Marcel Duchamp

Draft Piston, 1914 / 1964
Signed by the artist
Photographic print on celluloid
29.7 x 23.5 cm

Important Private European Collection.


While preparing his monumental work ‘The Large Glass’ or ‘The Bride Stripped Bare by Her Bachelors, Even’, Marcel Duchamp took three photographs that he entitled ‘Draft Piston’ (Piston de courant d’air). He claims to have created the photographs by using a square of dotted gauze and placing it in front of an actual window, with air currents blowing through.

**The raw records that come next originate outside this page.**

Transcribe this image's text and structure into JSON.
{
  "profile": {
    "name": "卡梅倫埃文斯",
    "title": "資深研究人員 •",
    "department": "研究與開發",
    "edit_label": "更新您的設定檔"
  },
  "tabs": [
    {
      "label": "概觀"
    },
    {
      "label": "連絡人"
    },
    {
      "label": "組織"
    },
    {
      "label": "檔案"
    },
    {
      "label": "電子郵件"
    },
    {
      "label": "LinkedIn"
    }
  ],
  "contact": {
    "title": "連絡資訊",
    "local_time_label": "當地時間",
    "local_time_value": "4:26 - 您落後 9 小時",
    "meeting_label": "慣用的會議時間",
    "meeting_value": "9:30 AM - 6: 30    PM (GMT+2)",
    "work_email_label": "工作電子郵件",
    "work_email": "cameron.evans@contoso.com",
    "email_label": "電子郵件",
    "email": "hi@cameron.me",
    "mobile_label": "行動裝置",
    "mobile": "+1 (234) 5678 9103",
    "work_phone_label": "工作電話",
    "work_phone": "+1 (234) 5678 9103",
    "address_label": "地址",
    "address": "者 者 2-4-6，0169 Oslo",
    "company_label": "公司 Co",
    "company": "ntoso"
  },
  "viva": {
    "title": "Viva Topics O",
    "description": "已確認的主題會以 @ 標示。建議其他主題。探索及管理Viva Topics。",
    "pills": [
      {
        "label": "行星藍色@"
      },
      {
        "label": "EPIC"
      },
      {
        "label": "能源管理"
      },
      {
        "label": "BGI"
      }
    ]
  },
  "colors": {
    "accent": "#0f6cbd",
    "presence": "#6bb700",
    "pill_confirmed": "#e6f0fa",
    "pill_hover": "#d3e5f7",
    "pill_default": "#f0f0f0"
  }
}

‘I wanted to register the changes in the surface of the square, and use in my Glass the curves of the lines distorted by the wind. So I used gauze, which has natural straight lines. When at rest, the gauze was perfectly square – like a chessboard – and the lines perfectly straight – as in the case of graph paper. I took the pictures when the gauze was moving to the draught to obtain the required distortion of the mesh.’ (Duchamp, May 21, 1915)

The resulting images captured the differences in movement of the fabric, and Duchamp used the outlines created to form the three window-like cuts in the cloud shape in the upper area of his Large Glass. Duchamp refers to this as the Milky Way cloud (a pun between Voie Lactée and voile acte, or ‘enacted veil’), which is part of the domain of the Bride. The three draft pistons are also important because they introduce chance operations into this section of the Large Glass:

‘The fact that the window behind the netting is closed indicates, as do his later windows, the shutting down of the ocular in favour of the optical. Unlike Alberti’s and Filarete’s windows, which used a veil or gauze netting as a perspective-generating device, the three ‘Draft Piston’ photographs capture the fugitive traces of the movement of air (its drafts) in three exposures that playfully distort the geometrical logic of perspective. They represent yet another instance of the “drawing [or sketching] on chance” ’ (Judovitz)

The exact meaning of the ‘Draft Piston’ photographs remains, like most of Duchamp’s practice, partly mysterious and veiled. The use of chance mechanisms appears to be a purposeful conceptual device, part of a cipher, which Duchamp himself mentioned, referring to the ‘orientation of the 3 Nets’: ‘a sort of triple ‘cipher’ through which the milky way supports and guides the said commands’. However, the photographs are works in and of themselves, and a rare example of Duchamp’s photographic production.